Underpinning these concerns is the increasing need to maintain and overhaul existing infrastructure. Even if the funding is available for these investments, convincing a public tired of austerity to agree to increased taxes and user fees can be tough.


Adapting to new realities

Policy-makers continue to look to public-private partnerships (PPPs) as a key way to address these myriad issues.

Finding the necessary funds is the first step. Governments often have little option but to work with not only the private sector to fund the necessary investments but also international donor agencies such as The World Bank and the Asian Development Bank.

These multilateral organizations are increasingly lending directly to projects or assisting these economies with the establishment and implementation of private financing policy and procurement advice.

Robust economic and cost-benefit scrutiny is also critical to the success of any infrastructure project. Such analysis will reassure policy-makers that their investments will deliver maximum economic impact.

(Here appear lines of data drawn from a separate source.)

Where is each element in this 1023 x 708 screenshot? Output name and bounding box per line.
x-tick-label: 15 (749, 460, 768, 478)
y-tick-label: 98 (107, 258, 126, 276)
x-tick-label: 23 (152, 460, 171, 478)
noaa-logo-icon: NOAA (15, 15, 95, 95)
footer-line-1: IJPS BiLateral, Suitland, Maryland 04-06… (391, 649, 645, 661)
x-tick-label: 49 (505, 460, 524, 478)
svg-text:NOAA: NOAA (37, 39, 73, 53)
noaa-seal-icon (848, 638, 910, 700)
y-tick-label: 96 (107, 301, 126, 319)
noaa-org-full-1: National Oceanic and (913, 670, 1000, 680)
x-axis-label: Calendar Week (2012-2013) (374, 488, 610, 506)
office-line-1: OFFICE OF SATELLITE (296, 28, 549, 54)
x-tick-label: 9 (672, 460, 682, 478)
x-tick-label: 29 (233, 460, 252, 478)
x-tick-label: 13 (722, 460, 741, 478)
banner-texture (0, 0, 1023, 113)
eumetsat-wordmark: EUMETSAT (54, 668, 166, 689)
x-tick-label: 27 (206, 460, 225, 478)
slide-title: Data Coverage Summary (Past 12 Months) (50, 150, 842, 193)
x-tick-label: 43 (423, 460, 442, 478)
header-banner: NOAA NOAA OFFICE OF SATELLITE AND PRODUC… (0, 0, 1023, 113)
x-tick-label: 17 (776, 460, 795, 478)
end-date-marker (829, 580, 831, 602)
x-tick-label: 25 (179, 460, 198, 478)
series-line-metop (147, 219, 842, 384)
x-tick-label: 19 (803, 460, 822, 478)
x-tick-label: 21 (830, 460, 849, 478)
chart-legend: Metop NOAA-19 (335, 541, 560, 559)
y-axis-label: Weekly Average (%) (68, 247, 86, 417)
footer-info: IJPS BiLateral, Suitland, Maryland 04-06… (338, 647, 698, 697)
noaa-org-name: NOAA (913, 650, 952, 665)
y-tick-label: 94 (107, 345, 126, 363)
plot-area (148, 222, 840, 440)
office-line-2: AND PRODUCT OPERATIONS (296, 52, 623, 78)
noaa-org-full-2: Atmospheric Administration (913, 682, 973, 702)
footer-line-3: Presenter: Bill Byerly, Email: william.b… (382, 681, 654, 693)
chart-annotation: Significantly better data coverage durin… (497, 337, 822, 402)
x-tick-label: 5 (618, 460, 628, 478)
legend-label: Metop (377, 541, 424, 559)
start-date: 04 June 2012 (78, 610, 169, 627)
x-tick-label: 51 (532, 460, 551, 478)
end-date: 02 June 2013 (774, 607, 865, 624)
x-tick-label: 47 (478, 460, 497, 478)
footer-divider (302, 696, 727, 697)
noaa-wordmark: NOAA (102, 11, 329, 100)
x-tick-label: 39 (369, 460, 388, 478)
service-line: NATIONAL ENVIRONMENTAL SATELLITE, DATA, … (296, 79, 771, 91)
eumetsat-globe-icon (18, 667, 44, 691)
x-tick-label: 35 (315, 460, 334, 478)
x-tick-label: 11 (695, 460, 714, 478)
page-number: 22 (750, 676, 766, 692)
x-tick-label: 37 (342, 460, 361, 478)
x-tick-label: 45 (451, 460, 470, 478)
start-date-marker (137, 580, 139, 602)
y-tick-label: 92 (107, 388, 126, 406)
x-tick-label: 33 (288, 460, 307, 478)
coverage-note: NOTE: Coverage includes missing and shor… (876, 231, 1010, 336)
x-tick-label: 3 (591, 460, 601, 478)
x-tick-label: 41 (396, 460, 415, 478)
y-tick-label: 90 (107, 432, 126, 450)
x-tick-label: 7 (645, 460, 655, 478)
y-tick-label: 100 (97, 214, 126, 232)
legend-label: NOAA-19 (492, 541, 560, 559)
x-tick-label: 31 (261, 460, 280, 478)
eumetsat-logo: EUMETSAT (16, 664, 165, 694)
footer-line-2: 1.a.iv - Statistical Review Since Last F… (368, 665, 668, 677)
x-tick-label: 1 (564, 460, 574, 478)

However, to ensure this happens, projects must be properly selected on sound economic grounds and then delivered within a robust procurement framework.

PPPs, then, are best understood as an infrastructure delivery mechanism, implemented after the detailed planning has already occurred. For PPPs to work, governments should fine-tune procurement models and make the process more efficient, encouraging the adoption of best practices.

Infrastructure development, by its very nature, remains in continual flux. New technologies, funding needs, construction methods and changing demographics continually shape and impact infrastructure’s priorities and processes.

In Asia, and indeed other regions around the world, the flexibility to adapt to changing circumstances is crucial both today, and into the future.